A court in Piura, on the northern coast, ruled late April 8 in favor of Archbishop José Eguren Anselmi of Piura in the suit against journalist Pedro Salinas. Salinas was given a one-year suspended sentence, fined $22,250 and ordered to do 120 days of community service. The full sentence will not be made public until April 22, but Salinas has already announced an appeal.

"This was a verdict foretold," said Salinas, who has argued throughout the process that Judge Judith Cueva should never have admitted the case.

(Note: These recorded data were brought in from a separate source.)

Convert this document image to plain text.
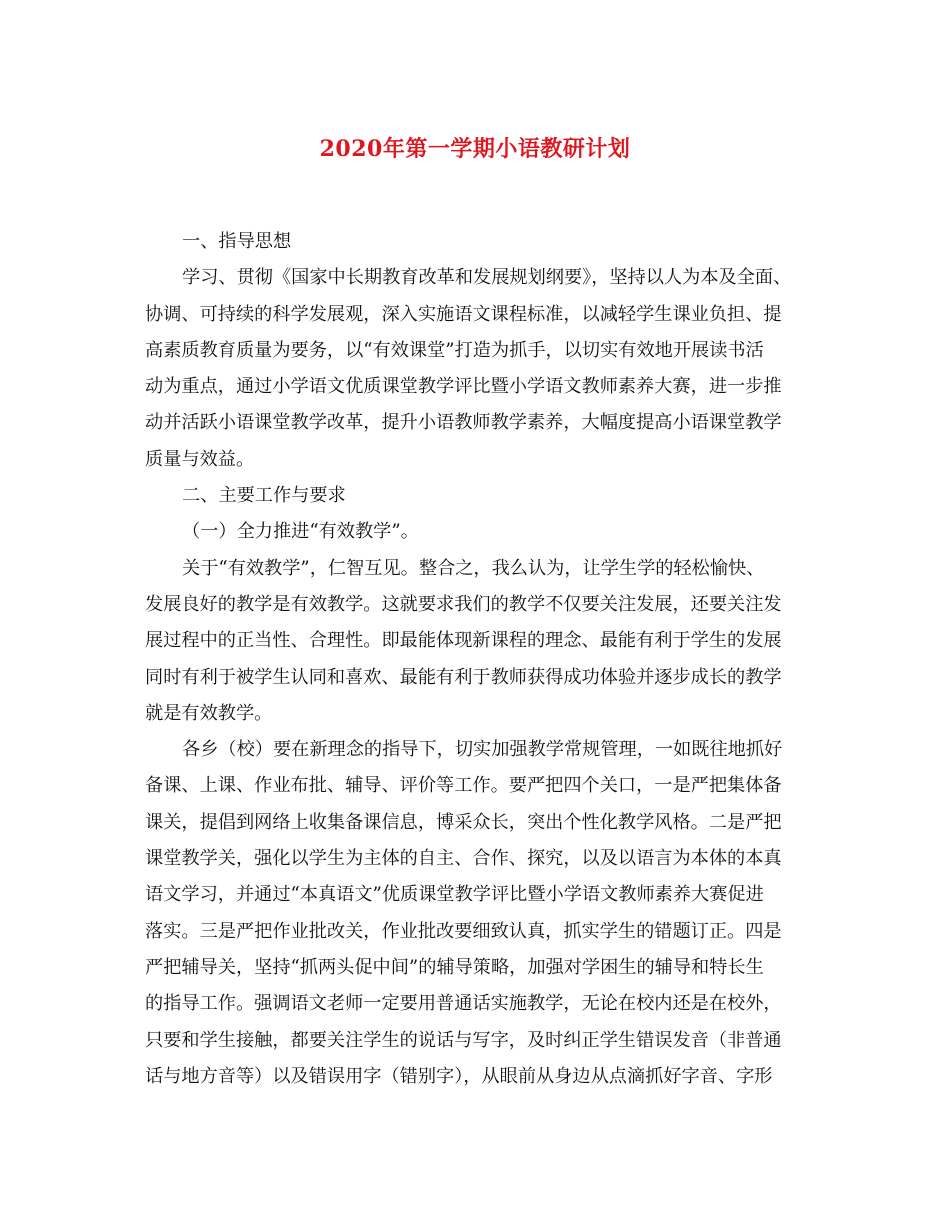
2020年第一学期小语教研计划
一、指导思想
学习、贯彻《国家中长期教育改革和发展规划纲要》，坚持以人为本及全面、
协调、可持续的科学发展观，深入实施语文课程标准，以减轻学生课业负担、提
高素质教育质量为要务，以“有效课堂”打造为抓手，以切实有效地开展读书活
动为重点，通过小学语文优质课堂教学评比暨小学语文教师素养大赛，进一步推
动并活跃小语课堂教学改革，提升小语教师教学素养，大幅度提高小语课堂教学
质量与效益。
二、主要工作与要求
（一）全力推进“有效教学”。
关于“有效教学”，仁智互见。整合之，我么认为，让学生学的轻松愉快、
发展良好的教学是有效教学。这就要求我们的教学不仅要关注发展，还要关注发
展过程中的正当性、合理性。即最能体现新课程的理念、最能有利于学生的发展
同时有利于被学生认同和喜欢、最能有利于教师获得成功体验并逐步成长的教学
就是有效教学。
各乡（校）要在新理念的指导下，切实加强教学常规管理，一如既往地抓好
备课、上课、作业布批、辅导、评价等工作。要严把四个关口，一是严把集体备
课关，提倡到网络上收集备课信息，博采众长，突出个性化教学风格。二是严把
课堂教学关，强化以学生为主体的自主、合作、探究，以及以语言为本体的本真
语文学习，并通过“本真语文”优质课堂教学评比暨小学语文教师素养大赛促进
落实。三是严把作业批改关，作业批改要细致认真，抓实学生的错题订正。四是
严把辅导关，坚持“抓两头促中间”的辅导策略，加强对学困生的辅导和特长生
的指导工作。强调语文老师一定要用普通话实施教学，无论在校内还是在校外，
只要和学生接触，都要关注学生的说话与写字，及时纠正学生错误发音（非普通
话与地方音等）以及错误用字（错别字），从眼前从身边从点滴抓好字音、字形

Salinas is the author of a book detailing physical, psychological and sexual abuse in Sodalitium Christianae Vitae, a society of apostolic life founded in Peru in 1971 and formally recognized by the Vatican in 1997. Eguren was an original member of the society, known in Peru as Sodalicio.

While the archbishop objected to the content in the book, "Half Monk, Half Soldier," published four years ago, the 2018 lawsuit concerned later articles and radio commentary by Salinas concerning the society. The specific case involves Salinas' comparison of Eguren to Chilean Bishop Juan Barros, who resigned in 2018 after accusations of covering up rampant sexual abuses by priests in his country.

Salinas argued that Eguren was aware of the abuse committed by Sodalicio founder Luis Fernando Figari and others and called the archbishop "Peruvian Juan Barros."

Eguren could not be reached for comment, but his attorney, Percy Garcia, told the local media that the archbishop never wanted the case to reach this point. He said the court ruled against Salinas because there is no evidence to support his allegations against the archbishop, who he said was unaware of the actions within Sodalicio.

Carlos Rivera, Salinas' lawyer, said his client's position was supported by years of research and had been fully documented.

The Sodalicio case, like many others around the world, has sparked a host of investigations by judicial authorities in Peru, but to date no cases have been brought to trial.

The Peruvian Congress is also looking into the accusations as part of a broader investigation. The special committee is looking into sexual abuses against minors committed within institutions, including Sodalicio and another involving a Catholic high school, Hector de Cardenas. The committee heard additional testimony from Sodalicio victims in February and should present its finding midyear.

Eguren, 62, was appointed archbishop of Piura in 2006. He was the first member of Sodalicio to be named a bishop.